TechCrunch TechCrunch 17/06/2016 Anna Escher

This week, Microsoft bought LinkedIn, Apple’s WWDC took place and the E3 gaming trade show had the tech world talking. These are the stories you don’t want to miss this week.

1. Huge news this week in the world of M&A: Microsoft bought LinkedIn for $26.2 billion, or $196 per share, in cash. LinkedIn is keeping its branding and product, and it will become a part of Microsoft Office. LinkedIn’s CEO Jeff Weiner will report to Satya Nadella. And if that wasn’t enough for one week, Microsoft also bought Wand Labs, a startup that develops intelligent messaging apps.
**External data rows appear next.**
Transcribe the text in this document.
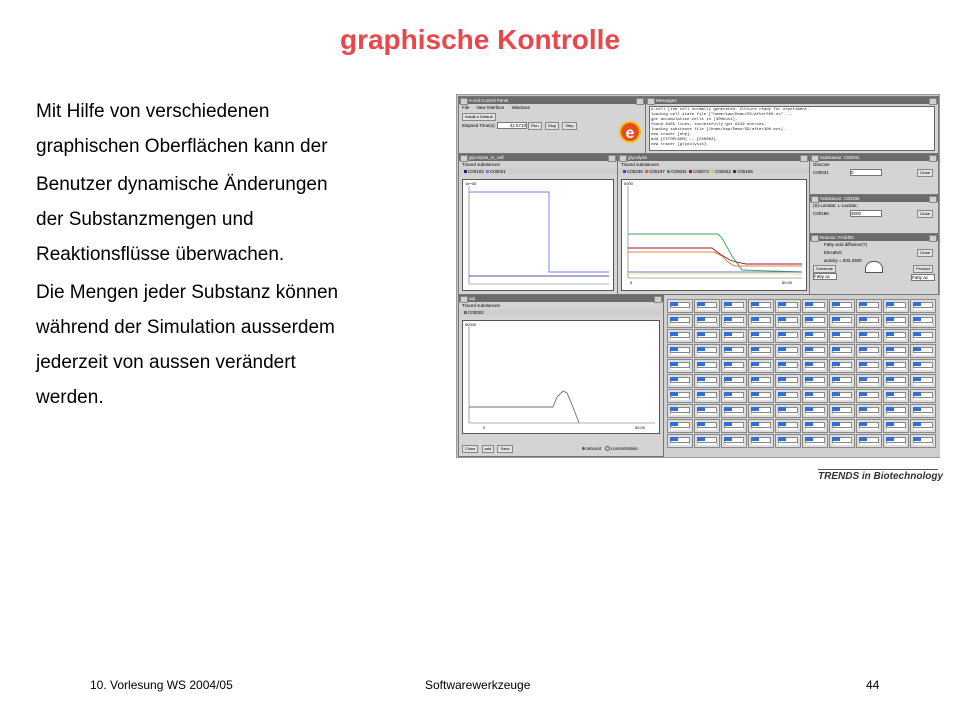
graphische Kontrolle

Mit Hilfe von verschiedenen
graphischen Oberflächen kann der

Benutzer dynamische Änderungen
der Substanzmengen und
Reaktionsflüsse überwachen.

Die Mengen jeder Substanz können
während der Simulation ausserdem
jederzeit von aussen verändert
werden.

e-cell Control Panel
File New Interface Windows
Install a Default
Elapsed Time(s):	42.5710 Run Stop Step	e
Messages
e-cell [the cell normally generated. Culture ready for experiment.
loading cell state file ["home/kaw/Demo/SS/after500.cs" ...
got accumulation cells is [300kusi].
found 6465 lines, successfully got 6419 entries.
loading substance file [/home/kaw/Demo/SS/after300.ecs].
new tracer [ehp].
add [CYTOPLASM] -- [C00002].
new tracer [glycolysis].
glycolysis_in_cell
Traced substances
C00103 C00031
1e+00
glycolysis
Traced substances
C00236 C00197 C00631 C00074 C00022 C00186
5000
0	50.00
Substance: C00031
Glucose
C00031	0	Close
Substance: C00186
(S)-Lactate; L-Lactate;
C00186	3000	Close
Reactor: FAdd00
Fatty acid diffusion(?)
ElecaNG	Close
activity = 833.2500
Substrate	Product
Fatty ac	Fatty ac
atp
Traced substances
C00002
50000
0	50.00
Close add Save	amount concentration
TRENDS in Biotechnology
10. Vorlesung WS 2004/05	Softwarewerkzeuge	44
2. Apple’s WWDC took place in San Francisco this week, and a slew of new announcements came in. Apple Watch got an overhaul with watchOS 3, which includes an SOS button, instant loading of apps, “Scribble” and new faces. tvOS picked up Dark Mode, Single Sign On and Siri voice search. OS X rebranded to macOS, and the first release will be called macOS Sierra. iOS 10 debuted a redesigned lock screen, Siri integration for third-party developers, a massive Messages refresh and more. Here’s everything announced at the keynote and our play-by-play live blog.

3. The E3 (Electronic Entertainment Expo) trade show for the video game industry took place this week. Some of the big announcements from the event included the new Xbox One S, the Project Scorpio console and a whole lot of VR. We rounded up the 11 coolest video game trailers at the show, as well.

4. Didi Chuxing, Uber’s nemesis and the largest ride-hailing app in China, closed a $7.3 billion financing round that includes its recent investments from Apple and China Life. Because this isn’t a subsidy war and the company denies plans for overseas expansion, why does the company, which only operates in China, need this much money?

5. Snapchat made a few big ads announcements, including new Snap Ads between stories, expandable Snap Ads and an Ads API. Advertisers can now use programmatic interfaces to efficiently buy huge campaigns instead of having to manually strike deals with Snapchat.

6. We interviewed drone hobbyists and found out what its like to be a professional drone racer. Yes, you can actually make money by racing drones.

7. With that $10 billion valuation, Dropbox is larger than many public companies. But don’t expect an IPO anytime soon, said CEO Drew Houston. Dropbox is “just enjoying being focused on building and recruiting,” Houston said at Bloomberg’s tech conference.

8. Google launched Springboard, an AI-powered assistant for its enterprise customers.

9. Andy Rubin, the creator of Android, left Google a few years back to start a hardware incubator with a $300 million fund called Playground. This week, he explained his huge bet on the future of hardware. 

10. We talked to Andre Durand in our first chat with the Ping Identity CEO since the company wasn sold for $600 million to Vista Equity Partners. Ping was a mature startup with a seemingly bright future, but difficult decisions were ahead.

11. Facebook rolled out a new look for Messenger. The app will offer more than just a simple list of recent conversations. While those will remain at the top of the screen, they’ll now be followed by new sections showing your Favorite contacts, friends’ birthdays and an “Active Now” section. Concerning Messenger, Josh Constine wrote that in order to beat SMS, Facebook Messenger needs to surround and conquer. 

12. Crunch Network contributor Chris McKinlay recounted his experience in technical interviews, arguing that Scala is the new golden child.

13. Crunch Network contributor John Biggs wrote about how startups can help the gun control debate, as well as help address the state of mental health assessment. Instead of building the next great photo-sharing network, build something that matters. Tech must take on hate.